For the uninitiated who are wondering about the difference between snooker, billiards and pool – well, the terms are often used interchangeably – and mistakenly. A detailed description of each sport can be found here.
But whether or not snooker becomes an Olympic sport, planners may be wondering what’s in it for them – and the answer is a lot. Already, destinations have carved out a niche hosting table sports events. Erie, Pennsylvania, for example, hosts the Pennsylvania State 8-Ball Tournament – and has done so for 36 years. The tournament, presented annually by Warner Coin Machine, is the fourth largest 8-ball tournament in the country. Nearly 200 tables are set up for competition, and 2,000 players will travel from across the state and beyond for the event. (The tournament grew from a four-table event to being a national draw.)

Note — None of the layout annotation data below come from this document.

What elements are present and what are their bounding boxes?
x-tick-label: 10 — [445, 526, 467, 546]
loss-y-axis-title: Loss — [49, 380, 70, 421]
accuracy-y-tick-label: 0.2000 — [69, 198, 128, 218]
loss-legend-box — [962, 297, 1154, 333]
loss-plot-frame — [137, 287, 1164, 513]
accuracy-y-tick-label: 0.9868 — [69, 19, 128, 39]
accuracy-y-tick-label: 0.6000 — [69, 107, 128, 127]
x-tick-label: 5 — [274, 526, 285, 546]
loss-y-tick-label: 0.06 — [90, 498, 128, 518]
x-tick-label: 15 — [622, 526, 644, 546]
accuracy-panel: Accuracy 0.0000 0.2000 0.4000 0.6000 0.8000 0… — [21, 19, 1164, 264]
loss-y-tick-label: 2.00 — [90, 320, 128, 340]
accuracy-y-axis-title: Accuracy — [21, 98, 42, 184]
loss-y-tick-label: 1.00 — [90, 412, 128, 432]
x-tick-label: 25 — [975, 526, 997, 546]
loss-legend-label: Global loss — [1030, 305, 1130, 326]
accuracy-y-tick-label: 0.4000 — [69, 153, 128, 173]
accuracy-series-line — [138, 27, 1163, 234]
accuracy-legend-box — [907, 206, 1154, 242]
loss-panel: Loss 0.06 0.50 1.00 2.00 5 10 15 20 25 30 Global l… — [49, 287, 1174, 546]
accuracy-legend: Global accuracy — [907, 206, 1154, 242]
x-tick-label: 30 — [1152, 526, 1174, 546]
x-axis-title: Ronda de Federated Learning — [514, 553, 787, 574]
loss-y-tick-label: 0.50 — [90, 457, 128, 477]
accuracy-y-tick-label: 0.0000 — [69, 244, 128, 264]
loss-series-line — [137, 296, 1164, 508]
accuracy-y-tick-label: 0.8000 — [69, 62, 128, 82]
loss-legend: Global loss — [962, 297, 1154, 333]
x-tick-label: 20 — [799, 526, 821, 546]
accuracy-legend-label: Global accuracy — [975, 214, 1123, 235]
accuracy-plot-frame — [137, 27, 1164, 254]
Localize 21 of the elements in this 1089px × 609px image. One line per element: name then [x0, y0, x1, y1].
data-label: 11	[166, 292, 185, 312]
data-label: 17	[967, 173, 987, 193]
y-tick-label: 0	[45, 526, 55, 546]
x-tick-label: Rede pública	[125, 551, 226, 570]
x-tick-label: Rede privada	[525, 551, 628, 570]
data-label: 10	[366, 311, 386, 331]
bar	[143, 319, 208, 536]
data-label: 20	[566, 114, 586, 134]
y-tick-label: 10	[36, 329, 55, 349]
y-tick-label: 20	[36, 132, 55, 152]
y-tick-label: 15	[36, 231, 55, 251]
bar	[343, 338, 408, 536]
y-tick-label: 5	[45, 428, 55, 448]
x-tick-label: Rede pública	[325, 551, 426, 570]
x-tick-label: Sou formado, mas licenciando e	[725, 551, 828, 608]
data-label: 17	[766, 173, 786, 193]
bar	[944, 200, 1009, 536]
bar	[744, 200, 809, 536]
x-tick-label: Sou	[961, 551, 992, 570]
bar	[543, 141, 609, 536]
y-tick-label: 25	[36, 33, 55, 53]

The event also has a healthy spectator base and includes pool entertainers Tom Rossman, also known as “Dr. Cue,” and Dave Pearson. Rossman has appeared in more than 5,000 shows, teaching clinics and special event appearances since 1974. Pearson is a British professional pool player who currently holds four records in the Guinness Book of World Records and has performed regularly on major network television, including Good Morning America and The Today Show.
Across the U.S., other destinations are hosting table sports, including tournaments sanctioned by the American Poolplayers Association, including locations as varied as Las Vegas, Tampa and St. Louis. The United States Billiard Association, meanwhile, the national governing body for carom billiards, has tournaments coming up in Tacoma, Washington, and Tucson, Arizona.
For those interested in catching a stateside glimpse of what might be the next Olympic sport, the United States Snooker Association (USSA) is headquartered in Berkeley, California. USSA is a member of the International Billiards and Snooker Federation (IBSF), the world governing body of non-professional English billiards and snooker, and is also affiliated to the American CueSports Alliance (ACS), which also represents the USSA in the Pan-American Billiard Confederation, the continental governing body for billiard sports throughout the Americas.
The USSA organizes the annual United States National Snooker Championship, with the winner and runner-up having the opportunity to represent the United States in the following IBSF World Snooker Championships. It also sponsors the United States Snooker Association Tour. The Pan-American Snooker Championships will be held in Houston from January 30-February 3.